Palacio wasn’t sure what to expect, but found herself handing her trust to Chbosky. “Stephen brought so much artistry but also respect for the words,” she says. “Every script choice he made felt spot on. I hope fans will see that Stephen went out of his way to honor the book’s characters – big and little – and they are all in there as I imagined them. The film might not follow every tiny detail, because you can’t in this art form. But Stephen brought something vital: that key feeling in the book I call laughing/crying.”
For Palacio nailing that duality of tones was the bottom line. “I think one reason the book has invited so many people is that the Pullman family is not sad, they’re joyful people making the most of what they’ve been dealt,” she reflects. “That’s how real families are. I was gratified that Stephen understood that less could be more in letting these characters be themselves.”
The script evolved with the entire team in synch.

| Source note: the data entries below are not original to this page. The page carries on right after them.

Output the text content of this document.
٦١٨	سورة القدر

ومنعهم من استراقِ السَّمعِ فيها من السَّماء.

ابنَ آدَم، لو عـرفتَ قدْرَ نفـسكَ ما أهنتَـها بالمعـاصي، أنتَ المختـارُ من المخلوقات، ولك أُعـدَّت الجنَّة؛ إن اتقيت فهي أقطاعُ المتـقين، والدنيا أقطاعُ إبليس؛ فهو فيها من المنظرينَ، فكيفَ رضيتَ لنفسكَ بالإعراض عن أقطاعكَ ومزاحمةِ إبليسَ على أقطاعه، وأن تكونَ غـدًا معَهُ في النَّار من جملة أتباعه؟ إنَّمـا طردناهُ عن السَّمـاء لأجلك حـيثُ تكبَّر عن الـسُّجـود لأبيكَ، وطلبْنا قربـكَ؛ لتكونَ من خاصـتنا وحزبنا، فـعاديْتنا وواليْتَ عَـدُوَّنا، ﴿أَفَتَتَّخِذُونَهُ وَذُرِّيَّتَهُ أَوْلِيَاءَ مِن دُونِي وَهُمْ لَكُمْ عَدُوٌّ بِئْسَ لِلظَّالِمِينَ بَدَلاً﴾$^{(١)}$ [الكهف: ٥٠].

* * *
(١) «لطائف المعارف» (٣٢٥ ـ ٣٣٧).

Says Lieberman: “The novel really was the best blueprint so we didn’t deviate much.’’ Palacio was always there to lend support. “She was invaluable, offering insight on everything from script to casting,” says Hoberman. “She’s at the core of the film’s family.”

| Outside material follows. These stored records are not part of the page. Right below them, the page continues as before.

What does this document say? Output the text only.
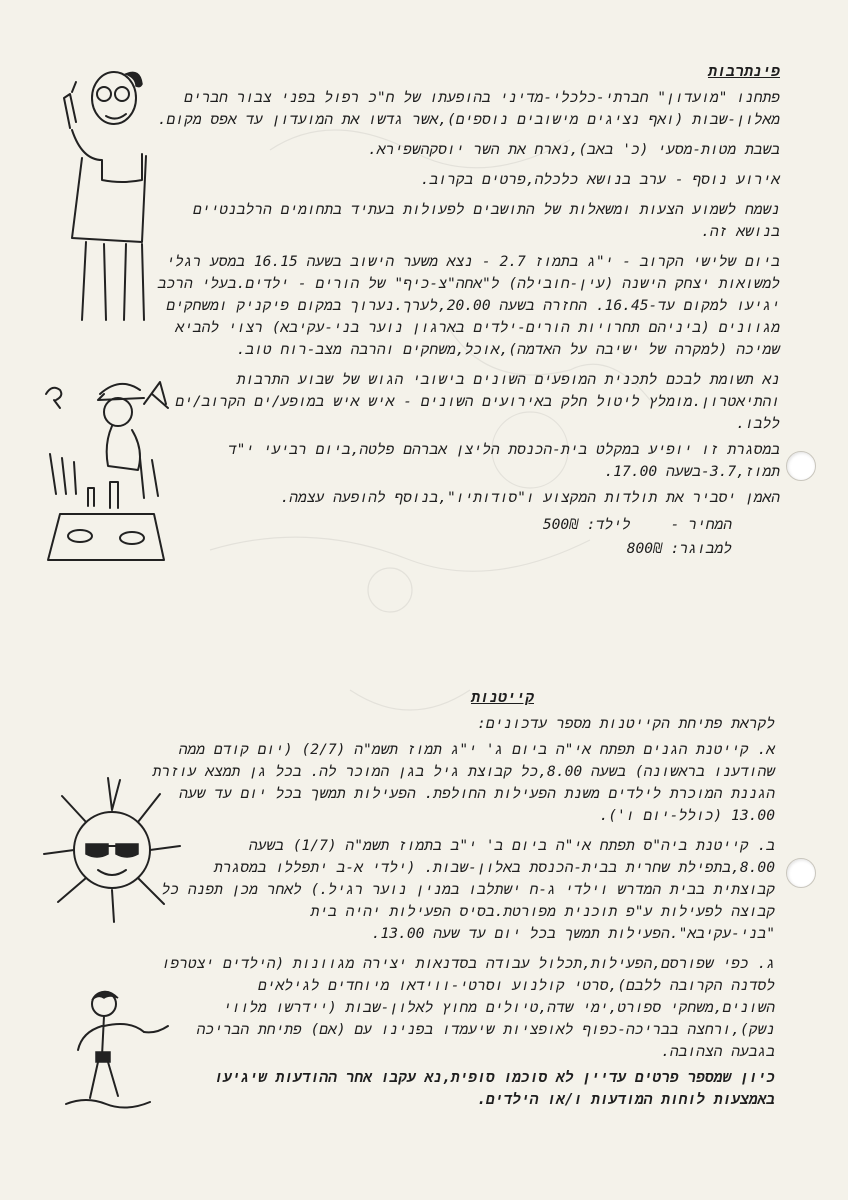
פינתרבות

פתחנו "מועדון" חברתי-כלכלי-מדיני בהופעתו של ח"כ רפול בפני צבור חברים מאלון-שבות (ואף נציגים מישובים נוספים),אשר גדשו את המועדון עד אפס מקום.

בשבת מטות-מסעי (כ' באב),נארח את השר יוסקהשפירא.

אירוע נוסף - ערב בנושא כלכלה,פרטים בקרוב.

נשמח לשמוע הצעות ומשאלות של התושבים לפעולות בעתיד בתחומים הרלבנטיים בנושא זה.

ביום שלישי הקרוב - י"ג בתמוז 2.7 - נצא משער הישוב בשעה 16.15 במסע רגלי למשואות יצחק הישנה (עין-חובילה) ל"אחה"צ-כיף" של הורים - ילדים.בעלי הרכב יגיעו למקום עד-16.45. החזרה בשעה 20.00,לערך.נערוך במקום פיקניק ומשחקים מגוונים (ביניהם תחרויות הורים-ילדים בארגון נוער בני-עקיבא) רצוי להביא שמיכה (למקרה של ישיבה על האדמה),אוכל,משחקים והרבה מצב-רוח טוב.

נא תשומת לבכם לתכנית המופעים השונים בישובי הגוש של שבוע התרבות והתיאטרון.מומלץ ליטול חלק באירועים השונים - איש איש במופע/ים הקרוב/ים ללבו.

במסגרת זו יופיע במקלט בית-הכנסת הליצן אברהם פלטה,ביום רביעי י"ד תמוז,3.7-בשעה 17.00.

האמן יסביר את תולדות המקצוע ו"סודותיו",בנוסף להופעה עצמה.

המחיר -
לילד: 500₪
למבוגר: 800₪
קייטנות

לקראת פתיחת הקייטנות מספר עדכונים:

א. קייטנת הגנים תפתח אי"ה ביום ג' י"ג תמוז תשמ"ה (2/7) (יום קודם ממה שהודענו בראשונה) בשעה 8.00,כל קבוצת גיל בגן המוכר לה. בכל גן תמצא עוזרת הגננת המוכרת לילדים משנת הפעילות החולפת. הפעילות תמשך בכל יום עד שעה 13.00 (כולל-יום ו').

ב. קייטנת ביה"ס תפתח אי"ה ביום ב' י"ב בתמוז תשמ"ה (1/7) בשעה 8.00,בתפילת שחרית בבית-הכנסת באלון-שבות. (ילדי א-ב יתפללו במסגרת קבוצתית בבית המדרש וילדי ג-ח ישתלבו במנין נוער רגיל.) לאחר מכן תפנה כל קבוצה לפעילות ע"פ תוכנית מפורטת.בסיס הפעילות יהיה בית "בני-עקיבא".הפעילות תמשך בכל יום עד שעה 13.00.

ג. כפי שפורסם,הפעילות,תכלול עבודה בסדנאות יצירה מגוונות (הילדים יצטרפו לסדנה הקרובה ללבם),סרטי קולנוע וסרטי-ווידאו מיוחדים לגילאים השונים,משחקי ספורט,ימי שדה,טיולים מחוץ לאלון-שבות (יידרשו מלווי נשק),ורחצה בבריכה-כפוף לאופציות שיעמדו בפנינו עם (אם) פתיחת הבריכה בגבעה הצהובה.

כיון שמספר פרטים עדיין לא סוכמו סופית,נא עקבו אחר ההודעות שיגיעו באמצעות לוחות המודעות ו/או הילדים.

“If every person in this room made it a rule that wherever you are, whenever you can, you will try to act a little kinder than is necessary – the world really would be a better place.”
— Mr. Tushman
Part of the Wonder phenomenon has been empowering young people to more confidently confront the poison of bullying, bigotry and ostracism. “The book has sparked international anti-bullying campaigns,” notes Lieberman.

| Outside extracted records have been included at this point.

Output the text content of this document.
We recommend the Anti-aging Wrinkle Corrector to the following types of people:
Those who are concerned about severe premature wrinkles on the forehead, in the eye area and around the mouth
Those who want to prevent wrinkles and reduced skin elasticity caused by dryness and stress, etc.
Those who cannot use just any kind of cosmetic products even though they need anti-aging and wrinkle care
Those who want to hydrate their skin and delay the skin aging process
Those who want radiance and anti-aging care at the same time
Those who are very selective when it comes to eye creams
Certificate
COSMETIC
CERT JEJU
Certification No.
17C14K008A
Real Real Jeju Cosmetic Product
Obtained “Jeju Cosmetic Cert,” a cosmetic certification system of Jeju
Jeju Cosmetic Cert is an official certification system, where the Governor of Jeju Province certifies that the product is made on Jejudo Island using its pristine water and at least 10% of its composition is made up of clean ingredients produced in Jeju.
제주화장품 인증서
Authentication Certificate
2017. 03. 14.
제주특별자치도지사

“One of the most important things is that the story explores the many different ways people get bullied. Emotional bullying is a big deal to me, and it’s one of the reasons I really responded to the book. Bad behavior has been going on forever, but with social media you now have people treating others unfairly on an even wider spectrum, so the need for these kinds of stories is more timely than ever.”
Palacio now speaks with kids around the country about bullying as part of the Choose Kind movement started in response to the book, and has had thousands sign her Choose Kind pledge. She says it helps to remind kids that the attitude they have now towards others will affect them their whole lives.
“When I talk with kids, we talk about how you would want to be remembered 80 years from now. Do you want to be remembered for moments of unkindness? Or do you want to be remembered for being the person who was brave enough to go over to the new kid in class and make friends? That’s when kids start to get it, when they start to see what they do even in a small way really, really matters for a long time.”
But Palacio says that much as her book is anti-bullying that alone is not enough. She hopes the book and now the movie will inspire everyone to be proactive, to take the one extra step to give someone a boost or a helping hand. “Sometimes it doesn’t take much at all to make a huge impact,” she points out. “The best part about small acts is that you never know when you might actually be saving someone’s life.”
Palacio notes that the operative word in the Choose Kind movement is choose, something she thinks Stephen Chbosky and the cast and crew of Wonder brought to the fore in the movie. She concludes: ““You can’t really mandate kindness. What you can do is inspire people to see and feel what it is like to walk in someone else’s shoes.”